One of the first areas impacted by the cloud revolution will be software development, the report said, as companies shift their design focus toward mobile devices. Cloud computing has coupled with increased mobile device deployment to create powerful mobile applications that business users are using to maximize their productivity.

According to the report, software development has traditionally focused on desktop and laptop environments first. This is changing because more business users are turning to mobile devices and the cloud is empowering smartphones and tablets to run complex programs. As a result, mobile-first is becoming the rallying call of developers who are quickly turning their efforts away from desktops and emphasizing mobile deployment in the software design process, the report said.

The report also expects the public cloud model to become more popular because many private clouds will fail to meet expectations in the new year. The report said some private cloud models fail to deliver the benefits associated with public clouds, leaving companies disappointed with the technology. The shortcomings of private clouds could result in increased popularity for public cloud options, the report said.

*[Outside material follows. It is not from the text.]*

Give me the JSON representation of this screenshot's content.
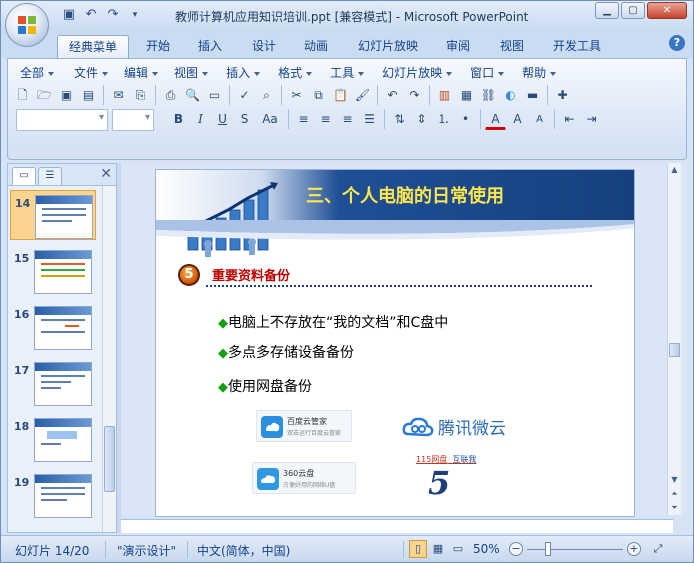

The report also expects the cloud's relationship with IT management to improve over the course of 2011. Older cloud models used to be hidden away in the data center, leaving companies with little knowledge of where their information was, how the vendor worked and what their service level agreement entailed. As the cloud has grown and competition has increased between vendors, companies are experiencing a sense of transparency and openness in the industry. This is removing some of the fear associated with the cloud and giving businesses more power to negotiate service level agreements, the report said.

According to a recent report from CRM Buyer, many companies have struggled with the cloud because they could not find a vendor to match their needs. That is changing because the technology has become so economically profitable that businesses are willing to take more vendor-related risks, the report said.